When David Miliband announced his resignation as MP for South Shields, there was some suspicion that another so-called ‘London special advisor’ would be parachuted into this supposed rock solid northern Labour bastion.
In fact, the Labour Party chose a 34-year-old local social worker and, three weeks later, Emma Lewell-Buck is the latest to join the Parliamentary Labour Party and the fifth Labour woman elected in a by-election this parliament. When compared to the zero Labour women elected in by-elections in 13 years of a Labour government, that’s welcome progress.
Ed Miliband’s One Nation Labour has genuinely made an effort to widen the pool of figures joining the PLP. In by-elections over the last three years, while I concede there have been some former political advisors (myself included), we’ve also seen an army major who served in Afghanistan, a woman who ran a children’s hospice, a business consultant, a couple of former council leaders, a solicitor amongs the various Labour winners.
And we are making strides in our ongoing parliamentary selections around the country too. So in key battleground seats such as Burton we’ve selected a former soldier, in Peterborough a full-time mum who lives on a council estate, in Carlisle a shop worker, in Gloucester a former RAF Wing Commander. The list goes on.
But to win the trust of the nation we need to make further progress in selecting potential parliamentarians from all walks of life.
That’s why Jon Trickett is driving forward an agenda to ensure more working class candidates are selected; Gloria de Piero has been doing brilliant work listening to everyday attitudes on the remoteness of some of our politicians with her ‘why do people hate me?’ project; Harriet Harman is rightly continuing to champion all women shortlists; and Keith Vaz and Sadiq Khan are leading on improving the numbers of ethnic minority candidates we select.
Meanwhile, Labour blogs have been fizzing with ideas around the mechanics of our selection processes and although this may seem like an esoteric debate to some, the selection procedures we use are crucial to building the One Nation team of Labour candidates we want to see.
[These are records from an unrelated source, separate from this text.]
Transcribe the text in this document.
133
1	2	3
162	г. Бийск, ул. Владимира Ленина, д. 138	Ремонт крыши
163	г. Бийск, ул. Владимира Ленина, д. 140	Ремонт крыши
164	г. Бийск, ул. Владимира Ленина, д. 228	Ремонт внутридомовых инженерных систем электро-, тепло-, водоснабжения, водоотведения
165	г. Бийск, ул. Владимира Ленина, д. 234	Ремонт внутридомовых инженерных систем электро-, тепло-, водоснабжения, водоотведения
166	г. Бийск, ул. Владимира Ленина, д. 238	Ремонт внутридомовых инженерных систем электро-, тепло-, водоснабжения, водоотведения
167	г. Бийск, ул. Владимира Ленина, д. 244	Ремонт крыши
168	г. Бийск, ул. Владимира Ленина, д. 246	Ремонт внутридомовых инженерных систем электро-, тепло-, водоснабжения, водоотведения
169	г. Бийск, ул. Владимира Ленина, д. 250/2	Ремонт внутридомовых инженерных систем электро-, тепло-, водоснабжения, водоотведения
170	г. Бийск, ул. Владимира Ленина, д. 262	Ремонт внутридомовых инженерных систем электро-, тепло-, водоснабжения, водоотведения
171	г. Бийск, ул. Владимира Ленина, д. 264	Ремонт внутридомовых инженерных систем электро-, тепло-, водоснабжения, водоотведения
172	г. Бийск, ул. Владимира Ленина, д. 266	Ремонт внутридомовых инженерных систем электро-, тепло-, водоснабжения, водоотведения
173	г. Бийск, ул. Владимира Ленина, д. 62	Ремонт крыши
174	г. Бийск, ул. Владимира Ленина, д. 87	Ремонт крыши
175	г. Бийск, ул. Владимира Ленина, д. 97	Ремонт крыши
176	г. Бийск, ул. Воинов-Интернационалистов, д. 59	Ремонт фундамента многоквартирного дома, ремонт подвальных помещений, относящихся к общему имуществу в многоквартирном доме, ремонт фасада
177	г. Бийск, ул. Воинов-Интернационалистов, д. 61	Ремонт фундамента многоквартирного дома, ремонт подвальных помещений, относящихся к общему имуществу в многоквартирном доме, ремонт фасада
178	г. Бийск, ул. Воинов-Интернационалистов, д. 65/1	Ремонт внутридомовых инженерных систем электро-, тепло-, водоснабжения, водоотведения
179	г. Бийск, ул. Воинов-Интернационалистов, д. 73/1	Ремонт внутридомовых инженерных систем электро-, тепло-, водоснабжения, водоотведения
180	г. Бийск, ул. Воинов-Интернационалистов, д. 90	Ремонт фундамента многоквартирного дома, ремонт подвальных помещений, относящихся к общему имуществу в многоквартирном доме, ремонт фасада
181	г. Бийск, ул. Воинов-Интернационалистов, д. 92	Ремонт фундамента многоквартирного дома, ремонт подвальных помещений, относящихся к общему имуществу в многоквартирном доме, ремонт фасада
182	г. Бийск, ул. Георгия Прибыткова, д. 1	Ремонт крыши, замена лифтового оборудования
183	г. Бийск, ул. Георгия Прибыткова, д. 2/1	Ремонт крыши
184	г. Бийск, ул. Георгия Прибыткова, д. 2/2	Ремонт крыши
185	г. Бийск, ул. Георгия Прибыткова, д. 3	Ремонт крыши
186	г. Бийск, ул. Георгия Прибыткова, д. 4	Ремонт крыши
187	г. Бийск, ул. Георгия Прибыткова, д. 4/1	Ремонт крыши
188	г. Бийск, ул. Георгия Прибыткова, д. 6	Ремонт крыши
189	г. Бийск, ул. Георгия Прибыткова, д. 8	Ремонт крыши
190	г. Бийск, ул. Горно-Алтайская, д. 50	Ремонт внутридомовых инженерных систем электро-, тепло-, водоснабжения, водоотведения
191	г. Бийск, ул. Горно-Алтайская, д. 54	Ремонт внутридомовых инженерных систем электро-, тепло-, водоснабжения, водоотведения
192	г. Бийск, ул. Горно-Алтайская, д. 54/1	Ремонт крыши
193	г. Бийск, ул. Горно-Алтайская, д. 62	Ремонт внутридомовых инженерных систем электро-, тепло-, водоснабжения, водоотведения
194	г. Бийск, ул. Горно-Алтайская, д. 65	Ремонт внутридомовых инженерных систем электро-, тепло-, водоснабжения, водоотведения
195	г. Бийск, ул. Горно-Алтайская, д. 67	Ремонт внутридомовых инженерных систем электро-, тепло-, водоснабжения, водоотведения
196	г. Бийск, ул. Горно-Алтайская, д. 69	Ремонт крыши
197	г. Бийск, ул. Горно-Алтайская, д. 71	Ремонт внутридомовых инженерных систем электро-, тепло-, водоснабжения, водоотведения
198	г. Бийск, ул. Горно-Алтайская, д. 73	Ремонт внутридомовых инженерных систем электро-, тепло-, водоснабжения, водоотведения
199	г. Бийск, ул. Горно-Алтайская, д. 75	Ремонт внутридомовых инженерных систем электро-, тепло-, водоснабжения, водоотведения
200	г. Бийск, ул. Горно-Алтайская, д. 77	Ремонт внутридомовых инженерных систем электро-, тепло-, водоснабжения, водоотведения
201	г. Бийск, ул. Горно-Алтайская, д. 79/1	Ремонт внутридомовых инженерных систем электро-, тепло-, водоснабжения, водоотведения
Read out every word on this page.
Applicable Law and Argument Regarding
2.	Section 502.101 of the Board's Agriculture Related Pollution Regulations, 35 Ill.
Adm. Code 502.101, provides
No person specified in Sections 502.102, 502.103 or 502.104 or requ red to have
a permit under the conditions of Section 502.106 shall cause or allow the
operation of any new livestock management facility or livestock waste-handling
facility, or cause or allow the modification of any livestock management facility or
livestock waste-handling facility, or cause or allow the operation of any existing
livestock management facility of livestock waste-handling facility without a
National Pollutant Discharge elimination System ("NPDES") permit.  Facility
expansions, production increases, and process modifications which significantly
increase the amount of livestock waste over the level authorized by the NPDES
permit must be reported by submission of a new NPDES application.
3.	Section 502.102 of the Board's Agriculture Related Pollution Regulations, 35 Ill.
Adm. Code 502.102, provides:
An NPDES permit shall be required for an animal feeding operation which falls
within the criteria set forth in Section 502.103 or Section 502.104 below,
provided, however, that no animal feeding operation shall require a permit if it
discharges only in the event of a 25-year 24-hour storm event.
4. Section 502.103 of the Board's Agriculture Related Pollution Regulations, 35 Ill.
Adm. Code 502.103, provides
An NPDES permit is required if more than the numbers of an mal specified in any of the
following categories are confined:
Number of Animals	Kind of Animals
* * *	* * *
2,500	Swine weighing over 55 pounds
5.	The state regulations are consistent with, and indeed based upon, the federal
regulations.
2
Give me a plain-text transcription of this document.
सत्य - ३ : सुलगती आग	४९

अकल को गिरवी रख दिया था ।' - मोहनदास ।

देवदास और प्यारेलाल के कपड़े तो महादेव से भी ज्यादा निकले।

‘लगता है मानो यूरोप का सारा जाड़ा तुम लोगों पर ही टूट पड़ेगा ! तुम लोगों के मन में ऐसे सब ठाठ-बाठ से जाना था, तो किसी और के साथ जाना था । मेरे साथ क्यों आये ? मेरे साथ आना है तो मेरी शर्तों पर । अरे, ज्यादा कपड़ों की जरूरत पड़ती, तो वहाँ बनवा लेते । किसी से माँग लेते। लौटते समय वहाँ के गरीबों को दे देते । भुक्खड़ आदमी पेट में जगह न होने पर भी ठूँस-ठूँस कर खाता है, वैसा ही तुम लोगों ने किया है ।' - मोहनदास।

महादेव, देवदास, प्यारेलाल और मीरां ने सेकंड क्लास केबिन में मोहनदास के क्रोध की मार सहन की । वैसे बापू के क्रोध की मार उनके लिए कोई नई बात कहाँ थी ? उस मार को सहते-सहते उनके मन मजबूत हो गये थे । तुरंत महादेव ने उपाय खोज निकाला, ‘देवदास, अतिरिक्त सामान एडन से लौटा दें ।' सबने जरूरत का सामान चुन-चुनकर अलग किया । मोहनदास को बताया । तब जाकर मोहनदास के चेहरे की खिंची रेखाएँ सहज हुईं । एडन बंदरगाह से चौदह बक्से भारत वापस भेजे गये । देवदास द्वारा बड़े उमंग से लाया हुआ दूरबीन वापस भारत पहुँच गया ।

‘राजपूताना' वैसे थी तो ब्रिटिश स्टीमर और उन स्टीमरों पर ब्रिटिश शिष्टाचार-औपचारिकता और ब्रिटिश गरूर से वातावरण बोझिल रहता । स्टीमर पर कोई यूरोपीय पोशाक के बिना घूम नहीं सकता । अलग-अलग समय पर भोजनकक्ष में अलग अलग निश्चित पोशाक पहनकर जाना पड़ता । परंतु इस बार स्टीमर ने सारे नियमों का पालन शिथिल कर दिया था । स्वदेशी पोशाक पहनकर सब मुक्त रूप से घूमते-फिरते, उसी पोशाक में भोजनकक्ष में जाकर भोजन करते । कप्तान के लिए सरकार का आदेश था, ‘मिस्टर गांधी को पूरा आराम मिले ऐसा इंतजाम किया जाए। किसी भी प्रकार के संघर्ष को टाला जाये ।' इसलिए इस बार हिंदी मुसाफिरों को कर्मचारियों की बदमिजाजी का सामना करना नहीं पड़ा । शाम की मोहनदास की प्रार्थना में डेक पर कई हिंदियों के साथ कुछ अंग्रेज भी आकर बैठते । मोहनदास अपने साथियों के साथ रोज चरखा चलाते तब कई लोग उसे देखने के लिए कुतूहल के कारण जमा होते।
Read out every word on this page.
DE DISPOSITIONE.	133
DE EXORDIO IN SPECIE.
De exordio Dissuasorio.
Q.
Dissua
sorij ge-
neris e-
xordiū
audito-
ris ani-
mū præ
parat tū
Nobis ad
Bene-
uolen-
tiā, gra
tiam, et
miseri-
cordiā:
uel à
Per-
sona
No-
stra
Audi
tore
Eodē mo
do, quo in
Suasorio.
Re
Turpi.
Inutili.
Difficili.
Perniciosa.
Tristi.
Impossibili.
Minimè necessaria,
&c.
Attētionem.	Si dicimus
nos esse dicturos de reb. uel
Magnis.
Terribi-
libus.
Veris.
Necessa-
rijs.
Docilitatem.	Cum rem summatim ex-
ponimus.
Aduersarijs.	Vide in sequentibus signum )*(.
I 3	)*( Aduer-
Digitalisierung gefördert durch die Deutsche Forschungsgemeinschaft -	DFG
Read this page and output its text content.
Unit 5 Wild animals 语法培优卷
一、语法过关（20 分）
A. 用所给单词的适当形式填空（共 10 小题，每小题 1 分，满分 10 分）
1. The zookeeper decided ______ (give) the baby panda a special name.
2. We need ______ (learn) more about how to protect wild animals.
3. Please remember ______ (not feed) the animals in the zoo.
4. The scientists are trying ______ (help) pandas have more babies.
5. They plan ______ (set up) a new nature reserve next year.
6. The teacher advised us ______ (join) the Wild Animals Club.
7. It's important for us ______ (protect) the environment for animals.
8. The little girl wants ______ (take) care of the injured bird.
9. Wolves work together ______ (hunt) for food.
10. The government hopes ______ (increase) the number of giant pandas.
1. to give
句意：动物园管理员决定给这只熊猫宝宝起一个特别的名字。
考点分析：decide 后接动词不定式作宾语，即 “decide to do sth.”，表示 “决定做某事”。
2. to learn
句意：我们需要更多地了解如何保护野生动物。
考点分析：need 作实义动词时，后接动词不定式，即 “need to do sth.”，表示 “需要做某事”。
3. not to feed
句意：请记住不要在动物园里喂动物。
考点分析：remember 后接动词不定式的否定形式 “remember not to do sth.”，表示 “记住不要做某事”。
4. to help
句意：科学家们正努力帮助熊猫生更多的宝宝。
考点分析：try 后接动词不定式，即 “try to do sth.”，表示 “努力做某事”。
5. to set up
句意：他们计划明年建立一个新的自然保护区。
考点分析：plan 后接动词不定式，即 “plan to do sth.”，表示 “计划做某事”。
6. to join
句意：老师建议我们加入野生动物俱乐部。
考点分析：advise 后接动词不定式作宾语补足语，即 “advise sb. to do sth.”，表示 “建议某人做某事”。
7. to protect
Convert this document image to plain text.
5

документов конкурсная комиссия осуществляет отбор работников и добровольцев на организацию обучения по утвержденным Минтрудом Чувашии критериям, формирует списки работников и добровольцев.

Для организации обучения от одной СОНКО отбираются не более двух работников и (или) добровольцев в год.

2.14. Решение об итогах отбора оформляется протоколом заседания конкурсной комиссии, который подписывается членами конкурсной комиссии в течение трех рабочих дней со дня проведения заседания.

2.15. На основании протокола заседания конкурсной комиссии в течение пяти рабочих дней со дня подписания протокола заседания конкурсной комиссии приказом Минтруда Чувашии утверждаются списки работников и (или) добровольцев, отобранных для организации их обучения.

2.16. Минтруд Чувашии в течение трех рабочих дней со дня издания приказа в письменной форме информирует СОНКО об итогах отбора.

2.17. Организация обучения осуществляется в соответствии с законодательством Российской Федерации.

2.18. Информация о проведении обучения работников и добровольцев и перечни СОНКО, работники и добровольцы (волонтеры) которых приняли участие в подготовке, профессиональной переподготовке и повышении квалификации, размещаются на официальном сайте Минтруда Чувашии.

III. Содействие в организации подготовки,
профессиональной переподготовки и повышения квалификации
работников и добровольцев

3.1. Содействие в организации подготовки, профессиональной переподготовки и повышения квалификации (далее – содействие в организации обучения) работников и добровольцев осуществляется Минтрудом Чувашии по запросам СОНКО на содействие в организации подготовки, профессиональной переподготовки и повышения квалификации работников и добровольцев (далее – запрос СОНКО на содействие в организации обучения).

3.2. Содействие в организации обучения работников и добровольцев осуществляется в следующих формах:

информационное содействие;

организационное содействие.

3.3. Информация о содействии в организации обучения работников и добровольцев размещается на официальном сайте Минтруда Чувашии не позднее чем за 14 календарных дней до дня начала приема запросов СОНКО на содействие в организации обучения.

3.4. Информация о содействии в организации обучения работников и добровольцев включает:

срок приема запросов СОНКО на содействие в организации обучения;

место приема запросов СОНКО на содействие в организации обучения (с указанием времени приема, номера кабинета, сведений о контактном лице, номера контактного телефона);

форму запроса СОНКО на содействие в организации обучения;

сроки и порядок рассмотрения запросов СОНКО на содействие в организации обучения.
In this context, Labour’s NEC has made a number of reforms to our selections procedures for parliamentary candidates.
To my mind, the reforms are broadly welcome, though personally I would favour a shorter selection timetable of something like eight weeks, rather than the current nine to 13 weeks. Some have argued it should be even shorter at four weeks. I think that is too a narrow a time frame for party members to make one of their most important decisions. Indeed, for some constituencies this could be a decision they won’t be making again for another twenty-odd years – they need the time to consider the widest range of candidates. What’s more, a four-week campaign favours those who are able at a moment’s notice to drop everything and throw themselves into a selection campaign – usually people with very sympathetic employers or typically those who already work in politics.
A longer process of about eight weeks allows for those with full-time jobs or caring responsibilities to campaign around their existing commitments, say, in the evenings or at weekends.
The party has made some further key reforms that will open up the selection processes to more people from all sorts of backgrounds.
For example, by now allowing every potential candidate a membership list upon application, as opposed to when shortlisted, any advantage a candidate may have gained from obtaining a membership list outside the official process has been removed. Frankly, those involved in selections know there are always rumours and suggestions that one favoured candidate has had access to a list well before others. If we are to genuinely open up our selections to the widest possible pool of potential future MPs, then membership lists need to be available early on and to everyone.
Secondly, a limit has now been put on the number of leaflets a candidate can send out, finally putting an end to the expensive arms race that went on in the last parliament as wannabe MPs posted out DVDs, fancy booklets and glossy Christmas cards with their photos on, though encouragingly all these candidates, as far as I’m aware, lost those selection battles.
Finally, the branch nomination process has been restored. Branch nominations often lead to the selection process coming alive as those ‘sleeping’ members who haven’t been to meetings for yonks turn up to support a particular candidate and in many cases the candidate who is the ‘outsider’. Some of the most impressive MPs in the 2010 intake won their selections by getting a branch to nominate them, thus securing a place on the shortlist in places where it was assumed (wrongly) that some other candidate had it all ‘stitched up.’ Likewise, union nominations will mean party members are faced with the choice of more candidates from ordinary working backgrounds when they ultimately choose.
And that’s the key thing – local party members decide. Not Ed Miliband or a trade union general secretary or some mysterious anonymous fixer, but ordinary party members in a Constituency Labour Party turning up to the selection hustings. Party members aren’t daft and when faced with the widest choice from all walks of life, I’m confident they will choose potential MPs genuinely capable of winning the trust of local people at the next general election.